Nacer es acceder a la soledad de un cuerpo, a la fría sensación de saberse separado “de la piel para fuera”. Nacer es dejar de reconocerse Océano de Conciencia y devenir Yo. Y sucede que mientras haya tal Yo, existirá el Tú. Una separación que produce ansiedad existencial y anhelo de reunión eterna. Toda una aventura de la Totalidad que deviene “parte” para expresar una sola nota de nuestra particular persona. Y aunque cada uno en su esencia, contenga todas las notas y sea la totalidad misma, sin embargo, como ego individual en el mundo, expresa tan sólo determinados rasgo o programas mentales frente a la infinita diversidad de otras “notas-persona”.
Pero la vida, ya desde su llegada, se despliega amenazada del suceso más democrático de la existencia: la muerte. Todos, absolutamente todos los egos mueren, los ricos y los pobres, los inteligentes y los torpes, los laboriosos y los vagos. La muerte no establece preferencias, ni discrimina, ella es la puerta de la inexorable disolución del “yo persona”. Morir es volver a Casa y recuperar la identidad global de Océano de Conciencia. ¿Quién teme perder su yo? Tal vez lo tema aquel ser que no se permite intuir lo que significa el hecho de disolver la consciencia de Yo-parte y convertirse en Todo, en puro Ser, sin mente sujeto-objeto y sin dualidad alguna.

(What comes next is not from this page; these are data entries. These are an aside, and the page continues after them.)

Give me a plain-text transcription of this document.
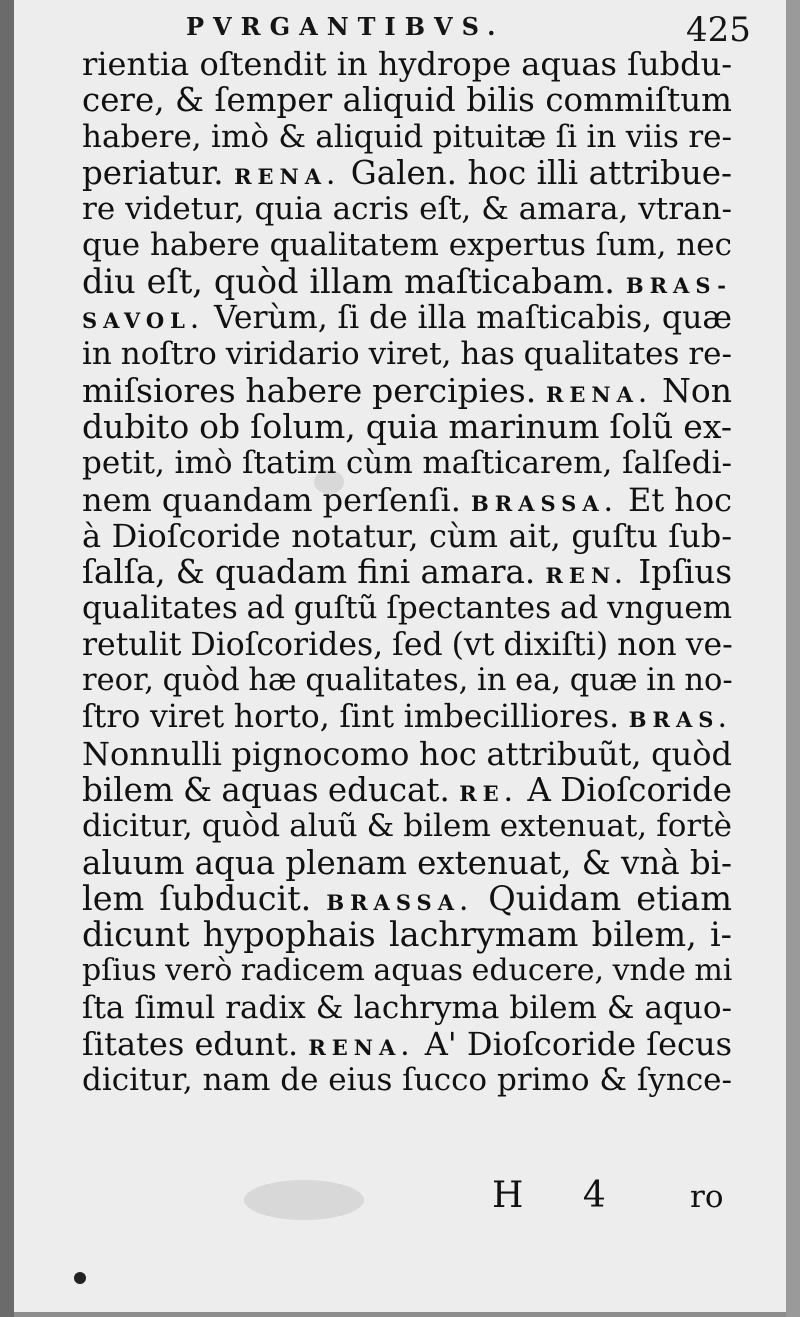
PVRGANTIBVS.	425
rientia oſtendit in hydrope aquas ſubdu-
cere, & ſemper aliquid bilis commiſtum
habere, imò & aliquid pituitæ ſi in viis re-
periatur. RENA. Galen. hoc illi attribue-
re videtur, quia acris eſt, & amara, vtran-
que habere qualitatem expertus ſum, nec
diu eſt, quòd illam maſticabam. BRAS-
SAVOL. Verùm, ſi de illa maſticabis, quæ
in noſtro viridario viret, has qualitates re-
miſsiores habere percipies. RENA. Non
dubito ob ſolum, quia marinum ſolũ ex-
petit, imò ſtatim cùm maſticarem, ſalſedi-
nem quandam perſenſi. BRASSA. Et hoc
à Dioſcoride notatur, cùm ait, guſtu ſub-
ſalſa, & quadam fini amara. REN. Ipſius
qualitates ad guſtũ ſpectantes ad vnguem
retulit Dioſcorides, ſed (vt dixiſti) non ve-
reor, quòd hæ qualitates, in ea, quæ in no-
ſtro viret horto, ſint imbecilliores. BRAS.
Nonnulli pignocomo hoc attribuũt, quòd
bilem & aquas educat. RE. A Dioſcoride
dicitur, quòd aluũ & bilem extenuat, fortè
aluum aqua plenam extenuat, & vnà bi-
lem ſubducit. BRASSA. Quidam etiam
dicunt hypophais lachrymam bilem, i-
pſius verò radicem aquas educere, vnde mi
ſta ſimul radix & lachryma bilem & aquo-
ſitates edunt. RENA. A' Dioſcoride ſecus
dicitur, nam de eius ſucco primo & ſynce-
H 4 ro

El sabio sonríe cuando muere. Sonríe de felicidad al desplegar lo plegado en expansión omnipresente sin fronteras. Sonríe de felicidad al dejar el yo y disolver la vieja tensión dual en una más consciente unidad recuperada. El río llega al mar y se expande en oceánica presencia. Siempre fue agua, aunque creyese que era río. El viejo anillo de oro se funde en el crisol y vuelve a sentirse identificado con el oro que antes era. Ambos recuperan la identidad de su esencia.

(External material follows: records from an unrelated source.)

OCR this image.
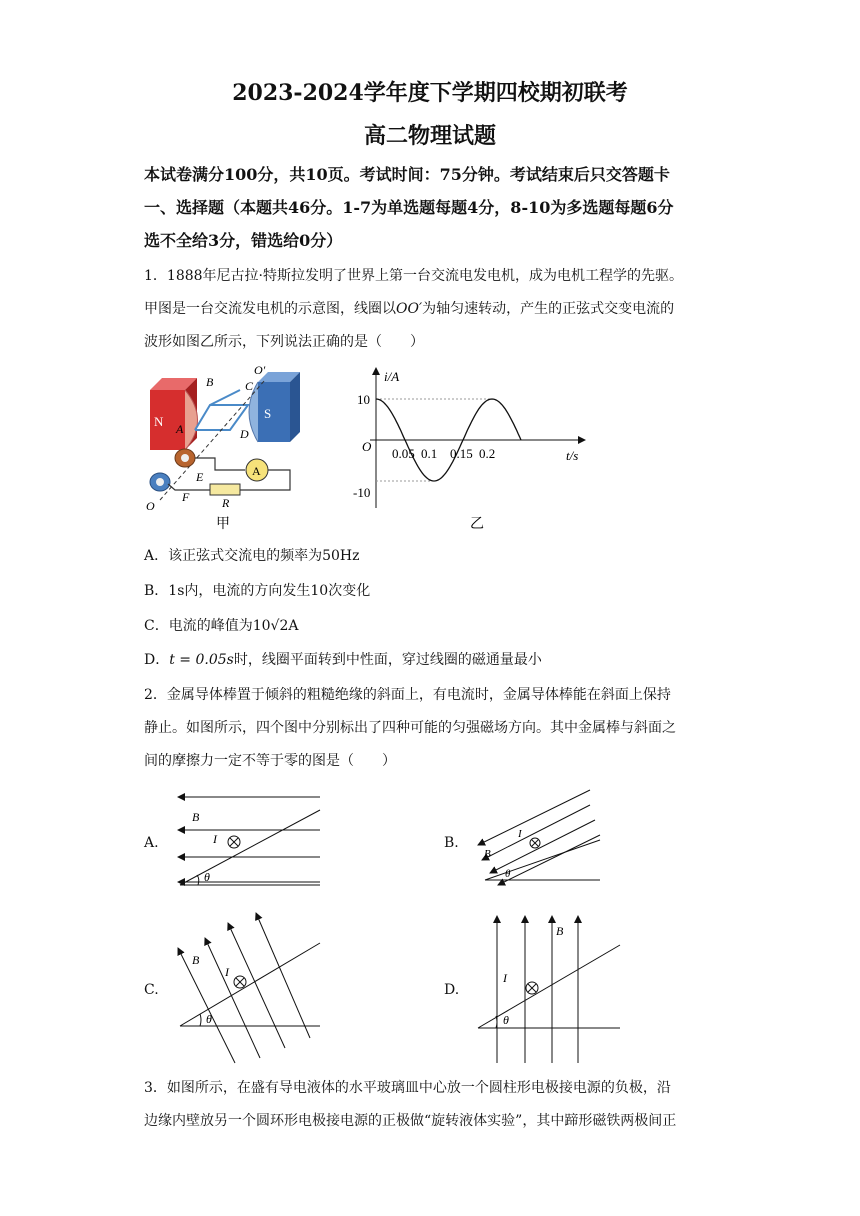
2023-2024学年度下学期四校期初联考
高二物理试题
本试卷满分100分，共10页。考试时间：75分钟。考试结束后只交答题卡
一、选择题（本题共46分。1-7为单选题每题4分，8-10为多选题每题6分
选不全给3分，错选给0分）
1．1888年尼古拉·特斯拉发明了世界上第一台交流电发电机，成为电机工程学的先驱。
甲图是一台交流发电机的示意图，线圈以OO′为轴匀速转动，产生的正弦式交变电流的
波形如图乙所示，下列说法正确的是（　　）
N
S
A
B	C
A	D
E
F	R
O
O′
甲
i/A
t/s
O
10
-10
0.05 0.1 0.15 0.2
乙
A．该正弦式交流电的频率为50Hz
B．1s内，电流的方向发生10次变化
C．电流的峰值为10√2A
D．t = 0.05s时，线圈平面转到中性面，穿过线圈的磁通量最小
2．金属导体棒置于倾斜的粗糙绝缘的斜面上，有电流时，金属导体棒能在斜面上保持
静止。如图所示，四个图中分别标出了四种可能的匀强磁场方向。其中金属棒与斜面之
间的摩擦力一定不等于零的图是（　　）
A.	B.
C.	D.
B
I
θ
B
I
θ
B
I
θ
B
I
θ
3．如图所示，在盛有导电液体的水平玻璃皿中心放一个圆柱形电极接电源的负极，沿
边缘内壁放另一个圆环形电极接电源的正极做“旋转液体实验”，其中蹄形磁铁两极间正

Morir es un privilegio, el privilegio de asistir a la vuelta tras la aventura de la consciencia. En el momento de la muerte, recordemos que somos Luz y que la brújula de que disponemos en dicho tránsito es la Luz de la conciencia. Recordemos igualmente la conveniencia de desprendernos de los apegos y de recordar que no caben las culpas en nuestra eterna inocencia. Recordemos también, en dicha hora de la muerte, que nuestra vida ha tenido más utilidad de lo que imaginamos, que uno no es una criatura humana en una aventura espiritual, sino una criatura espiritual en una aventura humana que, ahora, simplemente retorna. Recordemos que no debemos afligirnos por los seres que dejamos, porque de ellos cuida la misma Inteligencia que en el último viaje a nosotros guía.
La muerte es un motivo de celebración para todos los que quedan porque un ser ha culminado “la campaña de la vida”. Un ser que, tras su total disolución como individuo separado, nace a la Totalidad como vivencia suprema. Un premio de fin de carrera para los que ya son capaces de catar y valorar el Reencuentro después del largo e interesante exilio de una vida completa. Lo importante es que se ha vivido la gama de experiencias que había que vivir y, al fin, cada uno, en bienaventurada sonrisa, deviene lo que siempre fue y nunca dejó de ser: Infinitud sin frontera.